Derrière moi, la voix tranquille de Volodia :

— Autrefois, sur le continent, je me débrouillais très bien dans un camp de femmes. Dès qu’on commençait à moucharder comme quoi je vivais avec une bonne femme, je la mettais sur la liste et hop, bonne pour le convoi. Et j’en appelais une autre. Pour faire des abat-jour. Et tout était de nouveau en ordre.

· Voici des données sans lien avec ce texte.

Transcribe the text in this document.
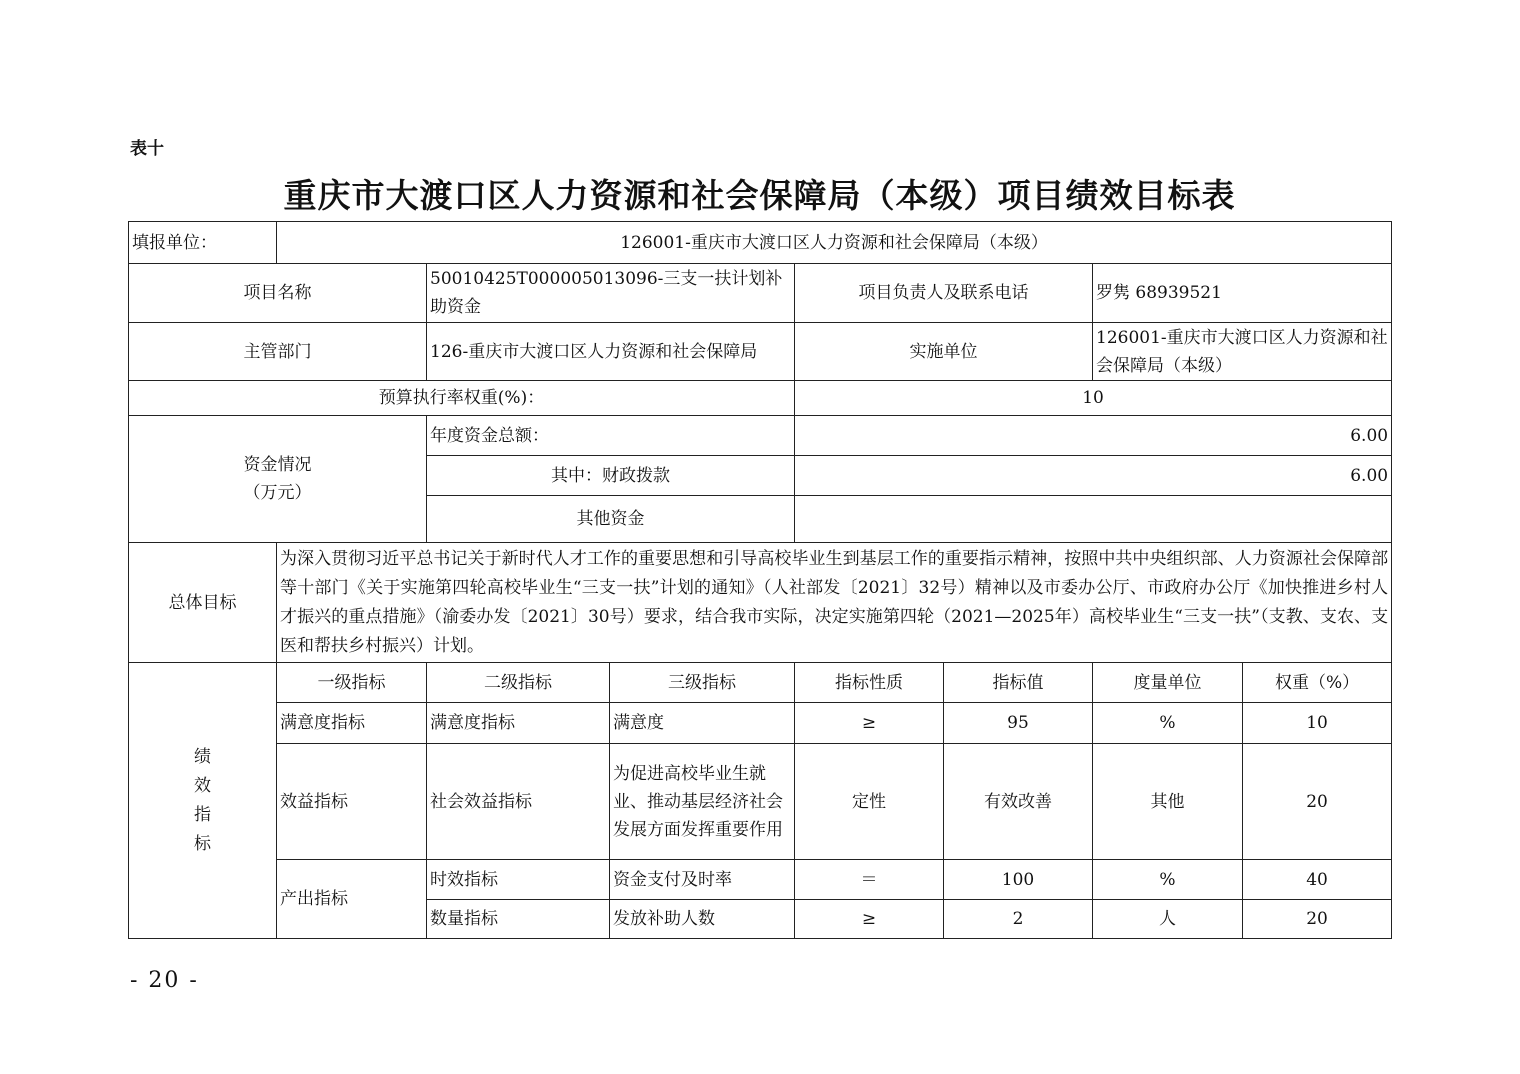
表十
重庆市大渡口区人力资源和社会保障局（本级）项目绩效目标表
填报单位：	126001-重庆市大渡口区人力资源和社会保障局（本级）						
项目名称		50010425T000005013096-三支一扶计划补助资金		项目负责人及联系电话		罗隽 68939521	
主管部门		126-重庆市大渡口区人力资源和社会保障局		实施单位		126001-重庆市大渡口区人力资源和社会保障局（本级）	
预算执行率权重(%)：				10			

资金情况
（万元）		年度资金总额：		6.00			
		其中：财政拨款		6.00			
		其他资金					
总体目标	为深入贯彻习近平总书记关于新时代人才工作的重要思想和引导高校毕业生到基层工作的重要指示精神，按照中共中央组织部、人力资源社会保障部等十部门《关于实施第四轮高校毕业生“三支一扶”计划的通知》（人社部发〔2021〕32号）精神以及市委办公厅、市政府办公厅《加快推进乡村人才振兴的重点措施》（渝委办发〔2021〕30号）要求，结合我市实际，决定实施第四轮（2021—2025年）高校毕业生“三支一扶”（支教、支农、支医和帮扶乡村振兴）计划。						

绩
效
指
标	一级指标	二级指标	三级指标	指标性质	指标值	度量单位	权重（%）
	满意度指标	满意度指标	满意度	≥	95	%	10
	效益指标	社会效益指标	为促进高校毕业生就业、推动基层经济社会发展方面发挥重要作用	定性	有效改善	其他	20
	产出指标	时效指标	资金支付及时率	＝	100	%	40
		数量指标	发放补助人数	≥	2	人	20
- 20 -
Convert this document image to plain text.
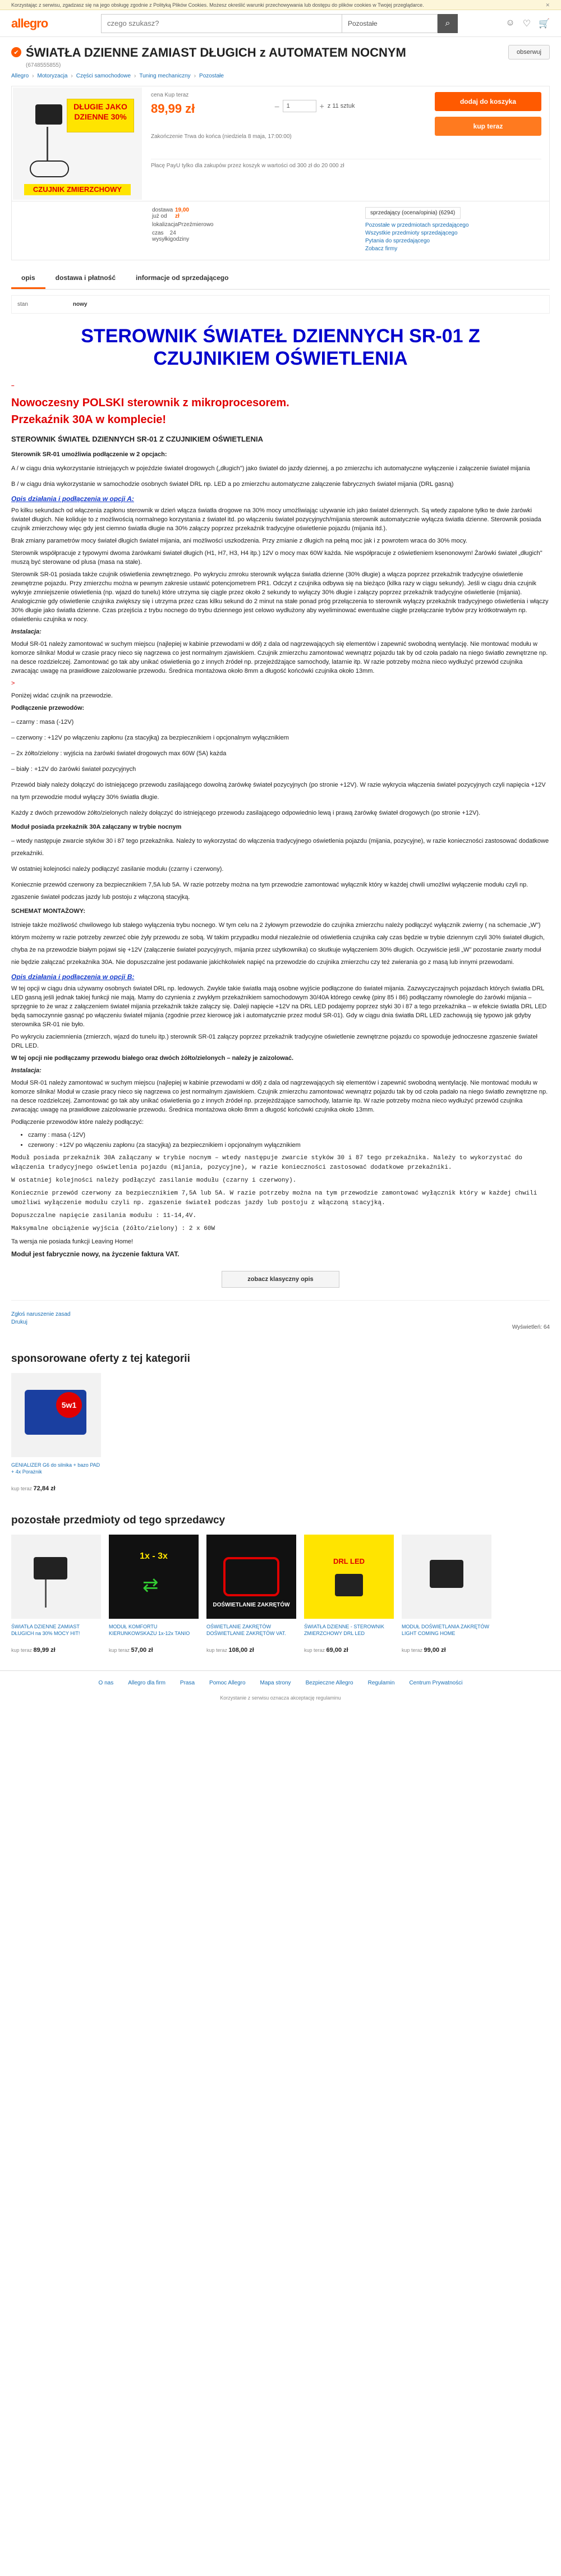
Korzystając z serwisu, zgadzasz się na jego obsługę zgodnie z Polityką Plików Cookies. Możesz określić warunki przechowywania lub dostępu do plików cookies w Twojej przeglądarce.	✕
allegro
czego szukasz?	Pozostałe	⌕	☺ ♡ 🛒
✔ ŚWIATŁA DZIENNE ZAMIAST DŁUGICH z AUTOMATEM NOCNYM	obserwuj
(6748555855)
Allegro › Motoryzacja › Części samochodowe › Tuning mechaniczny › Pozostałe
DŁUGIE JAKO DZIENNE 30%
CZUJNIK ZMIERZCHOWY
cena Kup teraz
89,99 zł	–	1	+ z 11 sztuk
dodaj do koszyka
kup teraz
Zakończenie Trwa do końca (niedziela 8 maja, 17:00:00)
Płacę PayU tylko dla zakupów przez koszyk w wartości od 300 zł do 20 000 zł
dostawa już od
19,00 zł
lokalizacja Przeźmierowo
czas wysyłki
24 godziny
sprzedający (ocena/opinia) (6294)
Pozostałe w przedmiotach sprzedającego
Wszystkie przedmioty sprzedającego
Pytania do sprzedającego
Zobacz firmy
opis	dostawa i płatność	informacje od sprzedającego
stan	nowy
STEROWNIK ŚWIATEŁ DZIENNYCH SR-01 Z CZUJNIKIEM OŚWIETLENIA
–
Nowoczesny POLSKI sterownik z mikroprocesorem.
Przekaźnik 30A w komplecie!
STEROWNIK ŚWIATEŁ DZIENNYCH SR-01 Z CZUJNIKIEM OŚWIETLENIA

Sterownik SR-01 umożliwia podłączenie w 2 opcjach:

A / w ciągu dnia wykorzystanie istniejących w pojeździe świateł drogowych („długich") jako świateł do jazdy dziennej, a po zmierzchu ich automatyczne wyłączenie i załączenie świateł mijania

B / w ciągu dnia wykorzystanie w samochodzie osobnych świateł DRL np. LED a po zmierzchu automatyczne załączenie fabrycznych świateł mijania (DRL gasną)

Opis działania i podłączenia w opcji A:

Po kilku sekundach od włączenia zapłonu sterownik w dzień włącza światła drogowe na 30% mocy umożliwiając używanie ich jako świateł dziennych. Są wtedy zapalone tylko te dwie żarówki świateł długich. Nie koliduje to z możliwością normalnego korzystania z świateł itd. po włączeniu świateł pozycyjnych/mijania sterownik automatycznie wyłącza światła dzienne. Sterownik posiada czujnik zmierzchowy więc gdy jest ciemno światła długie na 30% załączy poprzez przekaźnik tradycyjne oświetlenie pojazdu (mijania itd.).

Brak zmiany parametrów mocy świateł długich świateł mijania, ani możliwości uszkodzenia. Przy zmianie z długich na pełną moc jak i z powrotem wraca do 30% mocy.

Sterownik współpracuje z typowymi dwoma żarówkami świateł długich (H1, H7, H3, H4 itp.) 12V o mocy max 60W każda. Nie współpracuje z oświetleniem ksenonowym! Żarówki świateł „długich" muszą być sterowane od plusa (masa na stałe).

Sterownik SR-01 posiada także czujnik oświetlenia zewnętrznego. Po wykryciu zmroku sterownik wyłącza światła dzienne (30% długie) a włącza poprzez przekaźnik tradycyjne oświetlenie zewnętrzne pojazdu. Przy zmierzchu można w pewnym zakresie ustawić potencjometrem PR1. Odczyt z czujnika odbywa się na bieżąco (kilka razy w ciągu sekundy). Jeśli w ciągu dnia czujnik wykryje zmniejszenie oświetlenia (np. wjazd do tunelu) które utrzyma się ciągle przez około 2 sekundy to wyłączy 30% długie i załączy poprzez przekaźnik tradycyjne oświetlenie (mijania). Analogicznie gdy oświetlenie czujnika zwiększy się i utrzyma przez czas kilku sekund do 2 minut na stałe ponad próg przełączenia to sterownik wyłączy przekaźnik tradycyjnego oświetlenia i włączy 30% długie jako światła dzienne. Czas przejścia z trybu nocnego do trybu dziennego jest celowo wydłużony aby wyeliminować ewentualne ciągłe przełączanie trybów przy krótkotrwałym np. oświetleniu czujnika w nocy.

Instalacja:

Moduł SR-01 należy zamontować w suchym miejscu (najlepiej w kabinie przewodami w dół) z dala od nagrzewających się elementów i zapewnić swobodną wentylację. Nie montować modułu w komorze silnika! Moduł w czasie pracy nieco się nagrzewa co jest normalnym zjawiskiem. Czujnik zmierzchu zamontować wewnątrz pojazdu tak by od czoła padało na niego światło zewnętrzne np. na desce rozdzielczej. Zamontować go tak aby unikać oświetlenia go z innych źródeł np. przejeżdżające samochody, latarnie itp. W razie potrzeby można nieco wydłużyć przewód czujnika zwracając uwagę na prawidłowe zaizolowanie przewodu. Średnica montażowa około 8mm a długość końcówki czujnika około 13mm.

>

Poniżej widać czujnik na przewodzie.

Podłączenie przewodów:

– czarny : masa (-12V)

– czerwony : +12V po włączeniu zapłonu (za stacyjką) za bezpiecznikiem i opcjonalnym wyłącznikiem

– 2x żółto/zielony : wyjścia na żarówki świateł drogowych max 60W (5A) każda

– biały : +12V do żarówki świateł pozycyjnych

Przewód biały należy dołączyć do istniejącego przewodu zasilającego dowolną żarówkę świateł pozycyjnych (po stronie +12V). W razie wykrycia włączenia świateł pozycyjnych czyli napięcia +12V na tym przewodzie moduł wyłączy 30% światła długie.

Każdy z dwóch przewodów żółto/zielonych należy dołączyć do istniejącego przewodu zasilającego odpowiednio lewą i prawą żarówkę świateł drogowych (po stronie +12V).

Moduł posiada przekaźnik 30A załączany w trybie nocnym

– wtedy następuje zwarcie styków 30 i 87 tego przekaźnika. Należy to wykorzystać do włączenia tradycyjnego oświetlenia pojazdu (mijania, pozycyjne), w razie konieczności zastosować dodatkowe przekaźniki.

W ostatniej kolejności należy podłączyć zasilanie modułu (czarny i czerwony).

Koniecznie przewód czerwony za bezpiecznikiem 7,5A lub 5A. W razie potrzeby można na tym przewodzie zamontować wyłącznik który w każdej chwili umożliwi wyłączenie modułu czyli np. zgaszenie świateł podczas jazdy lub postoju z włączoną stacyjką.

SCHEMAT MONTAŻOWY:

Istnieje także możliwość chwilowego lub stałego wyłączenia trybu nocnego. W tym celu na 2 żyłowym przewodzie do czujnika zmierzchu należy podłączyć wyłącznik zwierny ( na schemacie „W") którym możemy w razie potrzeby zewrzeć obie żyły przewodu ze sobą. W takim przypadku moduł niezależnie od oświetlenia czujnika cały czas będzie w trybie dziennym czyli 30% świateł długich, chyba że na przewodzie białym pojawi się +12V (załączenie świateł pozycyjnych, mijania przez użytkownika) co skutkuje wyłączeniem 30% długich. Oczywiście jeśli „W" pozostanie zwarty moduł nie będzie załączać przekaźnika 30A. Nie dopuszczalne jest podawanie jakichkolwiek napięć na przewodzie do czujnika zmierzchu czy też zwierania go z masą lub innymi przewodami.

Opis działania i podłączenia w opcji B:

W tej opcji w ciągu dnia używamy osobnych świateł DRL np. ledowych. Zwykle takie światła mają osobne wyjście podłączone do świateł mijania. Zazwyczyczajnych pojazdach których światła DRL LED gasną jeśli jednak takiej funkcji nie mają. Mamy do czynienia z zwykłym przekaźnikiem samochodowym 30/40A którego cewkę (piny 85 i 86) podłączamy równolegle do żarówki mijania – sprzęgnie to że wraz z załączeniem świateł mijania przekaźnik także załączy się. Daleji napięcie +12V na DRL LED podajemy poprzez styki 30 i 87 a tego przekaźnika – w efekcie światła DRL LED będą samoczynnie gasnąć po włączeniu świateł mijania (zgodnie przez kierowcę jak i automatycznie przez moduł SR-01). Gdy w ciągu dnia światła DRL LED zachowują się typowo jak gdyby sterownika SR-01 nie było.

Po wykryciu zaciemnienia (zmierzch, wjazd do tunelu itp.) sterownik SR-01 załączy poprzez przekaźnik tradycyjne oświetlenie zewnętrzne pojazdu co spowoduje jednoczesne zgaszenie świateł DRL LED.

W tej opcji nie podłączamy przewodu białego oraz dwóch żółto/zielonych – należy je zaizolować.

Instalacja:

Moduł SR-01 należy zamontować w suchym miejscu (najlepiej w kabinie przewodami w dół) z dala od nagrzewających się elementów i zapewnić swobodną wentylację. Nie montować modułu w komorze silnika! Moduł w czasie pracy nieco się nagrzewa co jest normalnym zjawiskiem. Czujnik zmierzchu zamontować wewnątrz pojazdu tak by od czoła padało na niego światło zewnętrzne np. na desce rozdzielczej. Zamontować go tak aby unikać oświetlenia go z innych źródeł np. przejeżdżające samochody, latarnie itp. W razie potrzeby można nieco wydłużyć przewód czujnika zwracając uwagę na prawidłowe zaizolowanie przewodu. Średnica montażowa około 8mm a długość końcówki czujnika około 13mm.

Podłączenie przewodów które należy podłączyć:

• czarny : masa (-12V)
• czerwony : +12V po włączeniu zapłonu (za stacyjką) za bezpiecznikiem i opcjonalnym wyłącznikiem

Moduł posiada przekaźnik 30A załączany w trybie nocnym – wtedy następuje zwarcie styków 30 i 87 tego przekaźnika. Należy to wykorzystać do włączenia tradycyjnego oświetlenia pojazdu (mijania, pozycyjne), w razie konieczności zastosować dodatkowe przekaźniki.

W ostatniej kolejności należy podłączyć zasilanie modułu (czarny i czerwony).

Koniecznie przewód czerwony za bezpiecznikiem 7,5A lub 5A. W razie potrzeby można na tym przewodzie zamontować wyłącznik który w każdej chwili umożliwi wyłączenie modułu czyli np. zgaszenie świateł podczas jazdy lub postoju z włączoną stacyjką.

Dopuszczalne napięcie zasilania modułu : 11-14,4V.

Maksymalne obciążenie wyjścia (żółto/zielony) : 2 x 60W

Ta wersja nie posiada funkcji Leaving Home!

Moduł jest fabrycznie nowy, na życzenie faktura VAT.

zobacz klasyczny opis
Zgłoś naruszenie zasad
Drukuj
Wyświetleń: 64
sponsorowane oferty z tej kategorii
5w1
GENIALIZER G6 do silnika + bazo PAD + 4x Porażnik
kup teraz 72,84 zł
pozostałe przedmioty od tego sprzedawcy
ŚWIATŁA DZIENNE ZAMIAST DŁUGICH na 30% MOCY HIT!
kup teraz 89,99 zł
1x - 3x
⇄
MODUŁ KOMFORTU KIERUNKOWSKAZU 1x-12x TANIO
kup teraz 57,00 zł
DOŚWIETLANIE ZAKRĘTÓW
OŚWIETLANIE ZAKRĘTÓW DOŚWIETLANIE ZAKRĘTÓW VAT.
kup teraz 108,00 zł
DRL LED
ŚWIATŁA DZIENNE - STEROWNIK ZMIERZCHOWY DRL LED
kup teraz 69,00 zł
MODUŁ DOŚWIETLANIA ZAKRĘTÓW LIGHT COMING HOME
kup teraz 99,00 zł
O nas	Allegro dla firm	Prasa	Pomoc Allegro	Mapa strony	Bezpieczne Allegro	Regulamin	Centrum Prywatności
Korzystanie z serwisu oznacza akceptację regulaminu
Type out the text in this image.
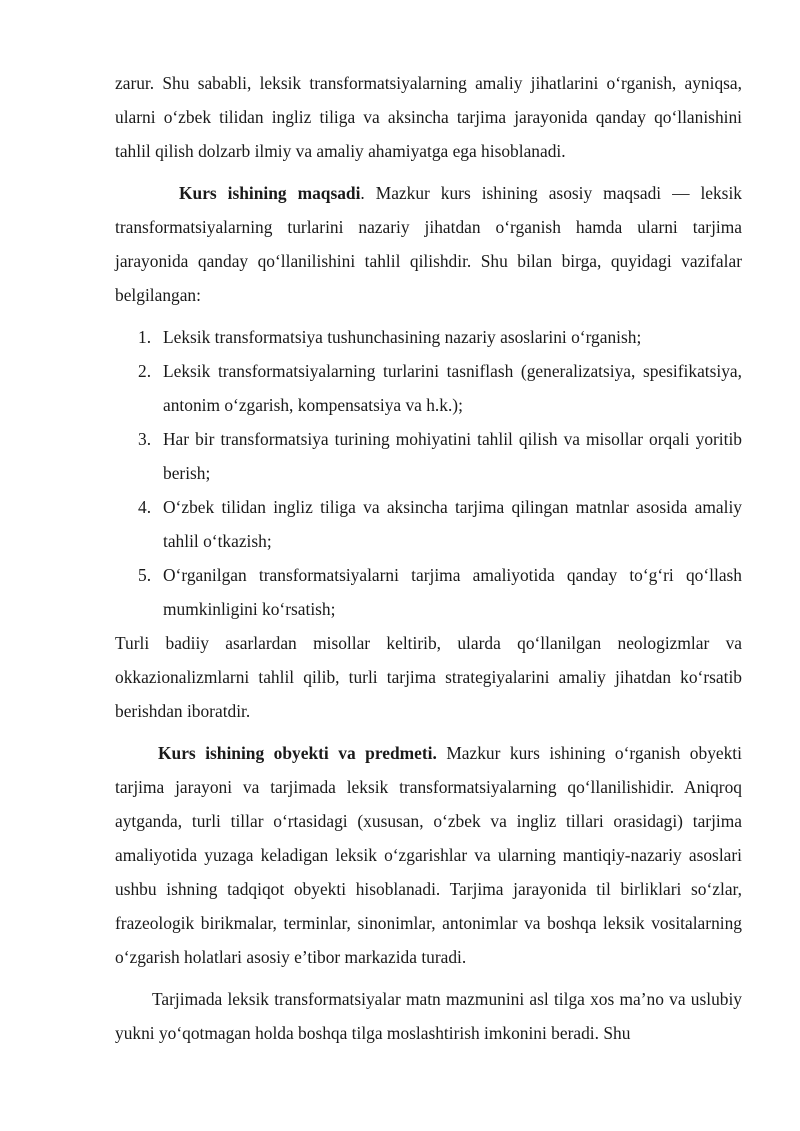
zarur. Shu sababli, leksik transformatsiyalarning amaliy jihatlarini oʻrganish, ayniqsa, ularni oʻzbek tilidan ingliz tiliga va aksincha tarjima jarayonida qanday qoʻllanishini tahlil qilish dolzarb ilmiy va amaliy ahamiyatga ega hisoblanadi.

Kurs ishining maqsadi. Mazkur kurs ishining asosiy maqsadi — leksik transformatsiyalarning turlarini nazariy jihatdan oʻrganish hamda ularni tarjima jarayonida qanday qoʻllanilishini tahlil qilishdir. Shu bilan birga, quyidagi vazifalar belgilangan:

1. Leksik transformatsiya tushunchasining nazariy asoslarini oʻrganish;
2. Leksik transformatsiyalarning turlarini tasniflash (generalizatsiya, spesifikatsiya, antonim oʻzgarish, kompensatsiya va h.k.);
3. Har bir transformatsiya turining mohiyatini tahlil qilish va misollar orqali yoritib berish;
4. Oʻzbek tilidan ingliz tiliga va aksincha tarjima qilingan matnlar asosida amaliy tahlil oʻtkazish;
5. Oʻrganilgan transformatsiyalarni tarjima amaliyotida qanday toʻgʻri qoʻllash mumkinligini koʻrsatish;

Turli badiiy asarlardan misollar keltirib, ularda qoʻllanilgan neologizmlar va okkazionalizmlarni tahlil qilib, turli tarjima strategiyalarini amaliy jihatdan koʻrsatib berishdan iboratdir.

Kurs ishining obyekti va predmeti. Mazkur kurs ishining oʻrganish obyekti tarjima jarayoni va tarjimada leksik transformatsiyalarning qoʻllanilishidir. Aniqroq aytganda, turli tillar oʻrtasidagi (xususan, oʻzbek va ingliz tillari orasidagi) tarjima amaliyotida yuzaga keladigan leksik oʻzgarishlar va ularning mantiqiy-nazariy asoslari ushbu ishning tadqiqot obyekti hisoblanadi. Tarjima jarayonida til birliklari soʻzlar, frazeologik birikmalar, terminlar, sinonimlar, antonimlar va boshqa leksik vositalarning oʻzgarish holatlari asosiy e’tibor markazida turadi.

Tarjimada leksik transformatsiyalar matn mazmunini asl tilga xos ma’no va uslubiy yukni yoʻqotmagan holda boshqa tilga moslashtirish imkonini beradi. Shu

Nina s’en alla. Sa sœur Tonia resta à l’hôpital. Celle-là vivait avec le coupeur de pain, une amitié avantageuse. C’était Zolotinski, un grand et beau gaillard basané, un droit commun. Zolotinski était venu à l’hôpital assurer la fonction de coupeur de pain dont le profit espéré et tout à fait réel se chiffrait en millions, et ce, en échange d’un énorme pot-de-vin versé, disait-on, au directeur de l’hôpital. Tout était parfait, mais il s’avéra que ce beau gaillard basané de Zolotinski était syphilitique : il dut reprendre un traitement. Il fut démis de ses fonctions et envoyé dans une ven-zone, un camp pour les hommes atteints de maladies vénériennes. Zolotinski n’avait passé que quelques mois à l’hôpital et il n’avait eu le temps de contaminer qu’une femme : Tonia Bogatyriova. On emmena Tonia dans une ven-zone pour femmes. Tout l’hôpital se trouva en alerte. Tout le personnel médical dut passer un test, le test de Wassermann. L’aide-médecin Volodia Ragouzine eut quatre croix. Volodia le syphilitique disparut de l’hôpital.

Quelques mois plus tard, l’escorte amena des femmes malades à l’hôpital ; parmi elles il y avait Nina Bogatyriova. On la conduisait plus loin, elle ne fit que se reposer à l’hôpital. On l’emmenait dans une ven-zone pour femmes.

Je sortis accueillir le convoi.

À part ses grands yeux marron profondément cernés, il ne restait plus rien de celle que j’avais connue.

— Voilà, je vais dans une ven-zone.

— Dans une ven-zone ? Mais pourquoi ?

— Comment ? Tu es aide-médecin et tu ne sais pas pourquoi on envoie les gens dans des ven-zones ? Ce sont les abat-jour de Volodia. J’ai eu des jumeaux. Ils n’étaient pas faits pour vivre. Ils sont morts.

— Tes enfants sont morts ? C’est une chance, Nina.

— Oui. Maintenant, je suis libre comme l’air. Je guérirai. Tu as retrouvé ton livre, là, l’autre fois ?

— Non, je ne l’ai jamais retrouvé.

— C’est moi qui l’avais pris. Volodia m’avait demandé quelque chose à lire.